Esther McCarthy speaks to film director and producer Maurice Fitzpatrick about his documentary on Northern Ireland peace campaigner John Hume
RISING from the riot-devastated streets of Northern Ireland to navigate and negotiate peace in the North, John Hume has long been a beloved public figure. He was voted Ireland’s Greatest in a public poll carried out by RTÉ in 2010.
Now a new documentary about Hume examines how his engagement with the US was a major catalyst in the journey to securing peace in Northern Ireland. It will screen at this year’s Cork Film Festival.
Featuring contributions from Bill Clinton, John Major and Tony Blair, In the Name of Peace: John Hume in America depicts the extraordinary work carried out by Hume to galvanise and leverage US support.
For director and producer Maurice Fitzpatrick, conversing with the US proved to be a valuable key to positive change.
“I picked the angle of the United States for a couple of reasons,” Fitzpatrick says. “One, it hasn’t really been told before, that story. It’s been largely overlooked. And secondly my belief that — and I make this clear in the book I’ve just written as well — my fundamental belief is that by bringing in the United States, Hume had suddenly reconfigured the power balance between Britain and Ireland. And at telling moments, when he could bring that power to bear, he could bring the British to the negotiating table. And that was a very new reality — Tony Blair makes that admission — it was a very new thing for British politicians to have to confront.
“A very educated and organised Irish lobby in the United States Congress, was in turn making it clear to the White House, through a succession of presidents from Carter through to Reagan and Clinton, that this was a priority for the American people.
“I wanted to get his story right in such a way that people could access it, maybe people who didn’t know so much are still able to watch the film and learn a lot about the whole span of the history of The Troubles.”
As well as very eminent contributors who were involved in the peace process, the film features extraordinary archive footage of Hume animatedly campaigning for peace on the streets as part of the civil rights movement.

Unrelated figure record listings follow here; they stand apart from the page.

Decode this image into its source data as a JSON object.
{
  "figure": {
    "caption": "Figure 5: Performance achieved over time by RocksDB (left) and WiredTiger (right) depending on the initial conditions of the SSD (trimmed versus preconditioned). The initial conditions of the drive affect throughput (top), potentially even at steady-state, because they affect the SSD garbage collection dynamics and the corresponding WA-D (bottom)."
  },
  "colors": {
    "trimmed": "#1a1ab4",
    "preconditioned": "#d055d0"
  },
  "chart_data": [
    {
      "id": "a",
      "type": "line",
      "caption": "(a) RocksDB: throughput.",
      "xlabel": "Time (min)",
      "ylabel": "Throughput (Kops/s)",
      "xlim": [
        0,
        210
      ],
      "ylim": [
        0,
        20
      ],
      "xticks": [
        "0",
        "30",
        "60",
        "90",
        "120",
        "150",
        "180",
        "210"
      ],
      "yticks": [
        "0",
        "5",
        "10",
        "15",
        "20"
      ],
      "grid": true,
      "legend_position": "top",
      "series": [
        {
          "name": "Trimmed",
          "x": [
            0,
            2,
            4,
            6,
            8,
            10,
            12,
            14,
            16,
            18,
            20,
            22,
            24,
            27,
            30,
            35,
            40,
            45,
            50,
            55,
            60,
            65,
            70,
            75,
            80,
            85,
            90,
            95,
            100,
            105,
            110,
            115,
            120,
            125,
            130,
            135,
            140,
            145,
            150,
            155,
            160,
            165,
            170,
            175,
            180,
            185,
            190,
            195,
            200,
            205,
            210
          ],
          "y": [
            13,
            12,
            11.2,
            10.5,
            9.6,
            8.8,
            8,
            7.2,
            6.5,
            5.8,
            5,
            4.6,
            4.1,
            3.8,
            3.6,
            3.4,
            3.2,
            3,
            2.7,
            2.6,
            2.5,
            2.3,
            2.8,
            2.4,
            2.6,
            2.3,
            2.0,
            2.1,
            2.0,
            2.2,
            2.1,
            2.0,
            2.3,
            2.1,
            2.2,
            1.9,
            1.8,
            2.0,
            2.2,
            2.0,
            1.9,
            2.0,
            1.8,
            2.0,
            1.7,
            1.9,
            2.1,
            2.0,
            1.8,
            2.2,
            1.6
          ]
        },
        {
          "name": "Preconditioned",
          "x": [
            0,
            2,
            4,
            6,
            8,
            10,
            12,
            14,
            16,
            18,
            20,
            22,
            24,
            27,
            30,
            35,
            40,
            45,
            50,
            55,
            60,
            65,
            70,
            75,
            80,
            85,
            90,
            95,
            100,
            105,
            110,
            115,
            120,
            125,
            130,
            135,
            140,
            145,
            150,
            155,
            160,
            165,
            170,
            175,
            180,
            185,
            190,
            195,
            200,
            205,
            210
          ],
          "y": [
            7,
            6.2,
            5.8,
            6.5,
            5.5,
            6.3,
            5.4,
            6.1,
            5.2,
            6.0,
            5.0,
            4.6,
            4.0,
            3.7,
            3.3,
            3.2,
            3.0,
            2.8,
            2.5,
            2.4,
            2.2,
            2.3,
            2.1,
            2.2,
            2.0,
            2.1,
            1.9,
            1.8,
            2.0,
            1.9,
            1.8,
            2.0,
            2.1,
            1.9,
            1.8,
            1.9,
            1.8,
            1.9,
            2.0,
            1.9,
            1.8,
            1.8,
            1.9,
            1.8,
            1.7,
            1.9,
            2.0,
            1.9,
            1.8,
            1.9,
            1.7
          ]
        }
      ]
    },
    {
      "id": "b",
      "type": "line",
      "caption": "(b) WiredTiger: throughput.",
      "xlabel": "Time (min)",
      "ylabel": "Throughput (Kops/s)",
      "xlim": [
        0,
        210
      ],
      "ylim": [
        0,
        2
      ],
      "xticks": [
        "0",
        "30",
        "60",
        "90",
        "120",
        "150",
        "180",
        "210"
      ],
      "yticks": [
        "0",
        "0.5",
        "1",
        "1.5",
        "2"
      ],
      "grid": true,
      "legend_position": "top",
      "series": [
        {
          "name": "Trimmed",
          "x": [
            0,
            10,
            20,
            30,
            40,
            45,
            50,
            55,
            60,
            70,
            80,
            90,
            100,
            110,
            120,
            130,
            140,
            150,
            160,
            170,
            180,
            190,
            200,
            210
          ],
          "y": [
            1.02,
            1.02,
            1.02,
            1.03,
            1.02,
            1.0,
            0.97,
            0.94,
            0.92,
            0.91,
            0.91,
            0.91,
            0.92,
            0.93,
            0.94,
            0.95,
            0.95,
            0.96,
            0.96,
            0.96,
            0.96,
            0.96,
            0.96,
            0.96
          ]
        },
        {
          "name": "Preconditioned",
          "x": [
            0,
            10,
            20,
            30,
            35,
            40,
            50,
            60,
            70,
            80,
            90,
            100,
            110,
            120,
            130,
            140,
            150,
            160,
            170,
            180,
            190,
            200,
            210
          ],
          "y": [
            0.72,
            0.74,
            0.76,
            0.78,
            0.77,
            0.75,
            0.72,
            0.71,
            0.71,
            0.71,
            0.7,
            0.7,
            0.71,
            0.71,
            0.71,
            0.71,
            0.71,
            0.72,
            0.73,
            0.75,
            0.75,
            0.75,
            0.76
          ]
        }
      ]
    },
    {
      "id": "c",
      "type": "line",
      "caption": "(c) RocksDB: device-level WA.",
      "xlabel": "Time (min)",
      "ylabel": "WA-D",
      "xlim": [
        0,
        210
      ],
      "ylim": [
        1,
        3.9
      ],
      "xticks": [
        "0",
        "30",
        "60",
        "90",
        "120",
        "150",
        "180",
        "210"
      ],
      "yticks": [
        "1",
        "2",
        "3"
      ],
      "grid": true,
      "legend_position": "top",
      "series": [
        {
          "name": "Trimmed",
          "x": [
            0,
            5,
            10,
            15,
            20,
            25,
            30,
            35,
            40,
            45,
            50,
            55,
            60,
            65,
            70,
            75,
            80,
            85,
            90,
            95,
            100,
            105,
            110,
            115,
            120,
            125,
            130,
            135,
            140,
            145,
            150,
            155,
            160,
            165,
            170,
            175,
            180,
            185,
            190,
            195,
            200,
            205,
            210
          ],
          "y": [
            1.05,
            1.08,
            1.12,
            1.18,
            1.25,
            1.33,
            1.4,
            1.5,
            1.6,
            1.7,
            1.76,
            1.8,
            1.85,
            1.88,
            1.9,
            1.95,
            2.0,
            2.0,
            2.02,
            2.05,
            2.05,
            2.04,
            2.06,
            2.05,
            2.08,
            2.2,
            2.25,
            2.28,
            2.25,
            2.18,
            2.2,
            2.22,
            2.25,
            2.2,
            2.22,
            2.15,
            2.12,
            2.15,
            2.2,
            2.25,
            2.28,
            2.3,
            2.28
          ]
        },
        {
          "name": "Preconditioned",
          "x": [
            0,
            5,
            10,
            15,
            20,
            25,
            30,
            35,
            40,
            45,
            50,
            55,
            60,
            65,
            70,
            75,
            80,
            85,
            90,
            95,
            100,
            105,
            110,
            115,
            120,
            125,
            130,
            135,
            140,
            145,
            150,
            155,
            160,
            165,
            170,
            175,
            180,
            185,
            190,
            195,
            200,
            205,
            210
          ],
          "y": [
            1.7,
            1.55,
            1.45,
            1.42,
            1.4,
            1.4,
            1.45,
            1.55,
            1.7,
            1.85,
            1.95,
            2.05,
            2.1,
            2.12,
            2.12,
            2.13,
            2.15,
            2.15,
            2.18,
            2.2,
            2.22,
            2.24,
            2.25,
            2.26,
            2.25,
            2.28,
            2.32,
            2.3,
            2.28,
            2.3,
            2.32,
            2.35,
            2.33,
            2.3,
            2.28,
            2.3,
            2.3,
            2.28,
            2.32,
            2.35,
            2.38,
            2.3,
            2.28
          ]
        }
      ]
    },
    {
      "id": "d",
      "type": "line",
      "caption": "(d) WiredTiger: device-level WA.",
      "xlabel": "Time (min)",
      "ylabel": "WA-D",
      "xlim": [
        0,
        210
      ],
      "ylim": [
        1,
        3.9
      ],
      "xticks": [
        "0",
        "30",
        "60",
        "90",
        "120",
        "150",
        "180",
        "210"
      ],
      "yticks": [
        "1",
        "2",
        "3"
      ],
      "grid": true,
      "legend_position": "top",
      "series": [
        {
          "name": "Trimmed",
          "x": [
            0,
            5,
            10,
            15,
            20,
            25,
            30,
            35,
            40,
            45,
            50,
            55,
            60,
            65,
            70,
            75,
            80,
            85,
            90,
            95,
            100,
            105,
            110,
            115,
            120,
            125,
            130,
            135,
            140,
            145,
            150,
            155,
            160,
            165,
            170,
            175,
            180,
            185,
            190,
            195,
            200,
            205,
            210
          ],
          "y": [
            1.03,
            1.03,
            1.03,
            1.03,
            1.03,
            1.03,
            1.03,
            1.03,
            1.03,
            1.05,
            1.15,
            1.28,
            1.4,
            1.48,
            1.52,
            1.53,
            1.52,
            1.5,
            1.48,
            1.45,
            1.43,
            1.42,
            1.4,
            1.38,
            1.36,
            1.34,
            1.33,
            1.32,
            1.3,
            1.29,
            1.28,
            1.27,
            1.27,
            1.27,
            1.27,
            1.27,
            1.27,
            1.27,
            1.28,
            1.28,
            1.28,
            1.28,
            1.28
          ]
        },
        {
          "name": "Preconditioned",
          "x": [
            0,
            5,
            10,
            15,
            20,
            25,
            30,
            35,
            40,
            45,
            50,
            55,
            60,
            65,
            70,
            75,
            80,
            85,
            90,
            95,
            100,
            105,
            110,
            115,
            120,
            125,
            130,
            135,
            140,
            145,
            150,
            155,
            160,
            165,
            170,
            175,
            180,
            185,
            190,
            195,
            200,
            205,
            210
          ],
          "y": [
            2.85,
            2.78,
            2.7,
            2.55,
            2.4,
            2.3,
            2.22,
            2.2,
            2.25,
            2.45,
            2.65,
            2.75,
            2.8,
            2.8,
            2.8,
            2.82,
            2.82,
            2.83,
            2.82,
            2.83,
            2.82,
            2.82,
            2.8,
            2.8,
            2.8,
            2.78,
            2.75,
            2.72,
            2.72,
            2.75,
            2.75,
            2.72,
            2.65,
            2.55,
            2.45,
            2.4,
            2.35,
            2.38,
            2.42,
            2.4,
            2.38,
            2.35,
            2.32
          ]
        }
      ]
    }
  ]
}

Indeed, Clinton describes Hume as a Martin Luther King-type figure early in the film.
“I think that is the essence of what President Clinton is describing there, that Martin Luther King did marry the roles of teacher, of leader of people on the streets, but also had the political acumen to perform at the highest levels. He had a great combination of all of those things, and so did John Hume,” says Fitzpatrick.
“I was determined to illustrate for people when Bill Clinton speaks of John Hume and the (Martin Luther) King of the Irish conflict in the film, to show exactly how that was and why that was. He was rightly known as a parliamentary politician,” says Fitzpatrick.
“But the activity he conducted and led, on the streets of Derry, and indeed other parts of the North, all of that was part of his whole approach to a new politics. And I thought it was very important to get archive materials that reflected that. But also that reflected his passion and determination to forge a new society in the North.
“I spent a lot of time sifting through archives. There are a lot of clear linkages of what was happening in the North, a chain of cause and effect and how the North was becoming extremely dangerous from the point of view of someone who would lead a campaign of civil disobedience.”
The archive footage brings home the sense of urgency of the time, but also reminds us that those involved had no idea how circumstances would impact on them or their communities. Hume was fearful of the march that would become Bloody Sunday, for example.
“He didn’t know with certainty what the outcome would be but he had the instinct to pull back from the march that become the Bloody Sunday march. He made it clear that he wasn’t going to march, he wasn’t going to lead, and his instincts emerge in the film a number of times. Bill Clinton talks of how he trusted Hume’s instincts. He had that intellectual capacity, certainly, to analyse the situation, analyse the history of Northern Ireland, but also, his instincts were very sound as well,” says the filmmaker.
“I think on the issue of Bloody Sunday, his instinct that it was very dangerous for people was of course vindicated, tragically.”
Fitzpatrick says that a widespread respect for and admiration of Hume and his legacy was helpful in terms of getting the support of prolific contributors and accessing research and footage. Liam Neeson got on board, lending his voice to the project in voice-over scenes.
“I didn’t know Liam Neeson before making this documentary. His voice and his whole identity I think is so clearly appropriate to this film. When he agreed to do so I was delighted. He was a wonderful man, very professional, very very good at voice-overs. He was the ultimate pro and took it very seriously.”
He is glad that history has been justifiably kind to Hume and that his efforts and achievements have been so widely recognised and celebrated.
“People who may have been sceptical, may have been antagonistic of John Hume back in the day, are today much more apt to acknowledge the role he played much more. The kind of approach he had to politics later became the approach of many others.”
In the case of Bill Clinton, Fitzpatrick feels, the former US president always admired Hume and his efforts to enact positive change. “I don’t think there was ever a moment where he was sceptical. I think he saw in John Hume a really professional politician, a really reliable touchstone and the fact that he had that judgement of Hume, and he became a channel of influence during what became the Good Friday Agreement. That channel of influence became important.”
In the Name of Peace: John Hume in America will screen at Cork Film Festival on November 12. The book of the same name is now in bookshops.